Two-spotted burrow-living wolf spider

Scientific classification
- Kingdom: Animalia
- Phylum: Arthropoda
- Subphylum: Chelicerata
- Class: Arachnida
- Order: Araneae
- Infraorder: Araneomorphae
- Family: Lycosidae
- Genus: Hogna
- Species: H. bimaculata
- Binomial name: Hogna bimaculata (Purcell, 1903)
- Synonyms: Lycosa bimaculata Purcell, 1903 ;

= Hogna bimaculata =

- Authority: (Purcell, 1903)

Species of spider

Hogna bimaculata is a species of spider in the family Lycosidae. It is found in southern Africa and is commonly known as the two-spotted burrow-living wolf spider.

==Distribution==
Hogna bimaculata is found in Botswana, Namibia, and South Africa.

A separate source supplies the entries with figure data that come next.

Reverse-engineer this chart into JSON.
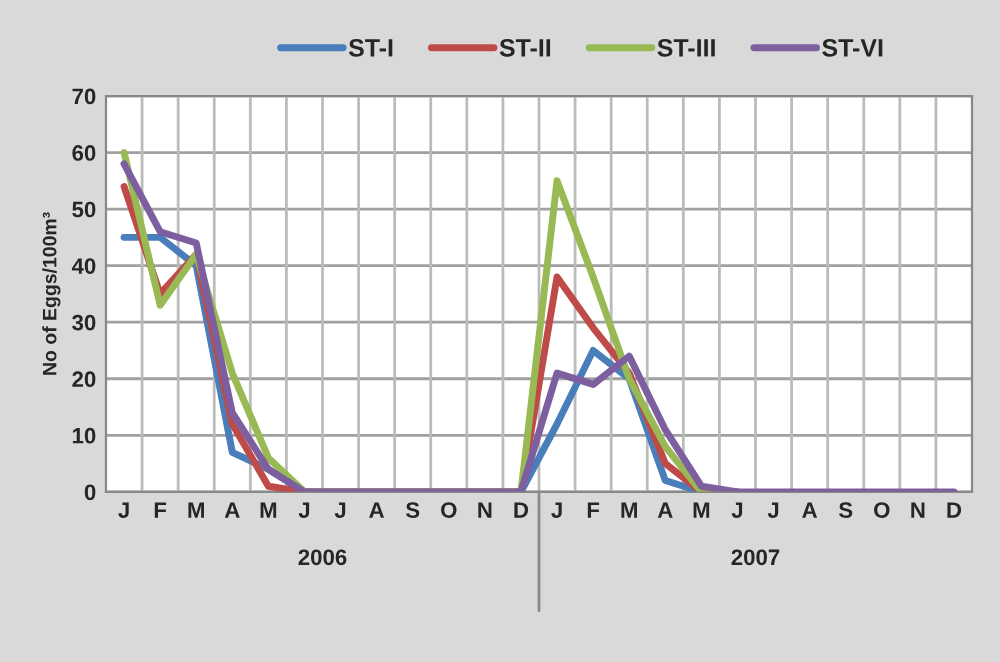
{
  "chart_data": {
    "type": "line",
    "ylabel": "No of Eggs/100m³",
    "categories": [
      "J",
      "F",
      "M",
      "A",
      "M",
      "J",
      "J",
      "A",
      "S",
      "O",
      "N",
      "D",
      "J",
      "F",
      "M",
      "A",
      "M",
      "J",
      "J",
      "A",
      "S",
      "O",
      "N",
      "D"
    ],
    "series": [
      {
        "name": "ST-I",
        "color": "#4a7ebb",
        "values": [
          45,
          45,
          40,
          7,
          4,
          0,
          0,
          0,
          0,
          0,
          0,
          0,
          12,
          25,
          20,
          2,
          0,
          0,
          null,
          null,
          null,
          null,
          null,
          null
        ]
      },
      {
        "name": "ST-II",
        "color": "#be4b48",
        "values": [
          54,
          35,
          42,
          12,
          1,
          0,
          0,
          0,
          0,
          0,
          0,
          0,
          38,
          29,
          21,
          5,
          0,
          0,
          null,
          null,
          null,
          null,
          null,
          null
        ]
      },
      {
        "name": "ST-III",
        "color": "#98b954",
        "values": [
          60,
          33,
          42,
          21,
          6,
          0,
          0,
          0,
          0,
          0,
          0,
          0,
          55,
          38,
          20,
          8,
          0,
          0,
          null,
          null,
          null,
          null,
          null,
          null
        ]
      },
      {
        "name": "ST-VI",
        "color": "#7d5fa0",
        "values": [
          58,
          46,
          44,
          14,
          4,
          0,
          0,
          0,
          0,
          0,
          0,
          0,
          21,
          19,
          24,
          11,
          1,
          0,
          0,
          0,
          0,
          0,
          0,
          0
        ]
      }
    ],
    "annotations": [
      "2006",
      "2007"
    ],
    "ylim": [
      0,
      70
    ],
    "yticks": [
      0,
      10,
      20,
      30,
      40,
      50,
      60,
      70
    ],
    "grid": true,
    "legend": "top",
    "marker": "none",
    "line_style": "solid"
  }
}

In South Africa, it is recorded from Eastern Cape, Free State, Gauteng, Limpopo, and Western Cape.

==Habitat and ecology==
This species is a free-living ground dweller that lives in open burrows.

It has been sampled from the Fynbos, Savanna, and Thicket biomes at altitudes ranging from 60 to 1730 m.

==Description==

Hogna bimaculata is known only from females.

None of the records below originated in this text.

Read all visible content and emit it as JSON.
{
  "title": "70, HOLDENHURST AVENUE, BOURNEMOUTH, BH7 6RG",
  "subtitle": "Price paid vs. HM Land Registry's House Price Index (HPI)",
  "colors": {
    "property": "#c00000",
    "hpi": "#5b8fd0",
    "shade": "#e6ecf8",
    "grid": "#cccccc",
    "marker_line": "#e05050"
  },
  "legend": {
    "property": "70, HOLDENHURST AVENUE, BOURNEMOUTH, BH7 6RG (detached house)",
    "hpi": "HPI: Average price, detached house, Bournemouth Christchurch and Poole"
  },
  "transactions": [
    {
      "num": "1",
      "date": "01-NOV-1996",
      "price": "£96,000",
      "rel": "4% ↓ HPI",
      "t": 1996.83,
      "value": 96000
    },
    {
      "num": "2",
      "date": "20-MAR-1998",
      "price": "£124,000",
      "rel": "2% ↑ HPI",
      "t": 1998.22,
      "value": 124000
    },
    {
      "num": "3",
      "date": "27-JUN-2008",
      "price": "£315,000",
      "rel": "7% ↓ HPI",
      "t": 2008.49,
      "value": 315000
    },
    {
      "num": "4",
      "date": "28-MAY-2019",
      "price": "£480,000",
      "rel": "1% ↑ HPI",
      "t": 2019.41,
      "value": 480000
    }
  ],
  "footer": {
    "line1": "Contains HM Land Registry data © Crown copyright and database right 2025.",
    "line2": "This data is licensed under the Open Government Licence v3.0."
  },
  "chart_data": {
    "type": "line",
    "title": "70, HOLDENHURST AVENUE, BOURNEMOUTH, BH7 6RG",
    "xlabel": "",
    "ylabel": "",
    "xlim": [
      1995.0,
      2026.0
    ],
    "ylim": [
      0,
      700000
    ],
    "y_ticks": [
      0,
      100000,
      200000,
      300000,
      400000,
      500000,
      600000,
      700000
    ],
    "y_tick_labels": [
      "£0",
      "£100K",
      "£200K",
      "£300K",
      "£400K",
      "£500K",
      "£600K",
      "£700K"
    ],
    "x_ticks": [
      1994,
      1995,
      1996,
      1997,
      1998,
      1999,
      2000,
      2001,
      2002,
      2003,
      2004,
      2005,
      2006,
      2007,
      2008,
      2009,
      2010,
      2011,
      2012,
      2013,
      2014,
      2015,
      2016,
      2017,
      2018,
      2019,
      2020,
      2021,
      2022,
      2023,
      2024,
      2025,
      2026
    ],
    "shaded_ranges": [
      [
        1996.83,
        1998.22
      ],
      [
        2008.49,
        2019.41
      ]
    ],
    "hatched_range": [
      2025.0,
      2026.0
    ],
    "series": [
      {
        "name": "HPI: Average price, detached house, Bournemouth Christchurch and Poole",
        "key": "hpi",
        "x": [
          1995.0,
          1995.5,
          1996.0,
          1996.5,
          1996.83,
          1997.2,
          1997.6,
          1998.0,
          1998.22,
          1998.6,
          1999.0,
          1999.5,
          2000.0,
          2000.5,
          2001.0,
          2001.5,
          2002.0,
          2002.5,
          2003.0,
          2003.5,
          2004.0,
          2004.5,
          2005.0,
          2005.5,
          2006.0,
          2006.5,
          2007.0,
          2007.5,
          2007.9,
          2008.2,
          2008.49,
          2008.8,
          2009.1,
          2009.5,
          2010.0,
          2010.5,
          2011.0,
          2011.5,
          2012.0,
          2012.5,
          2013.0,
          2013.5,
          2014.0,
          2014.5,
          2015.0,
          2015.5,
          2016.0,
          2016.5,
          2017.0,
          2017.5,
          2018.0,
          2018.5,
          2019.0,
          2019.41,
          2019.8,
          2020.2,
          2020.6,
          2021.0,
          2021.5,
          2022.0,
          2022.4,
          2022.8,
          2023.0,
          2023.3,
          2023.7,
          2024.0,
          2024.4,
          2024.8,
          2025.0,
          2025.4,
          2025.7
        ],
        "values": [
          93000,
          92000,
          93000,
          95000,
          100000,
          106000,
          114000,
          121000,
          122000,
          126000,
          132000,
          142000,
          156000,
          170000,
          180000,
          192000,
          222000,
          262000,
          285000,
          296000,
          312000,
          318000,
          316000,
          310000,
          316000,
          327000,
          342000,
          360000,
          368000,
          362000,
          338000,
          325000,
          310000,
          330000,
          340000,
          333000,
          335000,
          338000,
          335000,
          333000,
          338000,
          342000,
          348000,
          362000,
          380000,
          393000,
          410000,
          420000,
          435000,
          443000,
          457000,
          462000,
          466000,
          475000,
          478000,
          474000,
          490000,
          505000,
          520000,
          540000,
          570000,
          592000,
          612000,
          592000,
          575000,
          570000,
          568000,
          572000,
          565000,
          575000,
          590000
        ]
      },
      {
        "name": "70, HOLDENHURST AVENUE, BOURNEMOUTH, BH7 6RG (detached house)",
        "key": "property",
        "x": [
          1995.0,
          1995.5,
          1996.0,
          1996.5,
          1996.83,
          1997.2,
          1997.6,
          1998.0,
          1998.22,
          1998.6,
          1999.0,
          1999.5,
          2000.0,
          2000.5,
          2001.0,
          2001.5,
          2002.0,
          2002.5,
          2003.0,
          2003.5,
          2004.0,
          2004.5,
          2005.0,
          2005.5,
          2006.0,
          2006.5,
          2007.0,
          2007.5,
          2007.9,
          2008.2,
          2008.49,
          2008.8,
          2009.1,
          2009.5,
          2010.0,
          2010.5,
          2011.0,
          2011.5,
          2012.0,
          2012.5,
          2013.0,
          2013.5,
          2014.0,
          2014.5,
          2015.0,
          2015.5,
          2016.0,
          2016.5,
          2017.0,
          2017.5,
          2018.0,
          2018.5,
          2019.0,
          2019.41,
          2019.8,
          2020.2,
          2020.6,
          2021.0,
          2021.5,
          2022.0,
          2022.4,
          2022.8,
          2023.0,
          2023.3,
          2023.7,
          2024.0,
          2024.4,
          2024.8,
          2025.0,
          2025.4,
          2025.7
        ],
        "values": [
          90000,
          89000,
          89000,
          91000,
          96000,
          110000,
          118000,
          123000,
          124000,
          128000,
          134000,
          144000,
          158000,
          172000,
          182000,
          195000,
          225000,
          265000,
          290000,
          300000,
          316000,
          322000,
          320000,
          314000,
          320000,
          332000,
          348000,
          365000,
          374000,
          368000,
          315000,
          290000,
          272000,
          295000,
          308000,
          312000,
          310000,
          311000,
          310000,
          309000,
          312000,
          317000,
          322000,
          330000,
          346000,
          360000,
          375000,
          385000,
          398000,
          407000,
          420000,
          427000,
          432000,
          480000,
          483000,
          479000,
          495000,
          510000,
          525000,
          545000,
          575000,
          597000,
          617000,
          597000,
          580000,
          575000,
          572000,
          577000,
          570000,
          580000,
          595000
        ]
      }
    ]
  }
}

The cephalothorax has brown, whitish and yellowish intermingled hairs, with a yellowish median band

The abdomen is dorsally blackish, on the front half with a spindle-shaped, brownish median band, which is slightly blackish-edged and each side is accompanied by a pale, broad streak which unites with the opposite side in front of the median band; ventrally black, sometimes behind with a pair of white hair spots.

==Conservation==
The species has a large geographic range and is protected in six protected areas. There are no significant threats to the species.

==Taxonomy==
The species was originally described by Purcell in 1903 as Lycosa bimaculata from East London, South Africa. It was later revised by Roewer in 1959.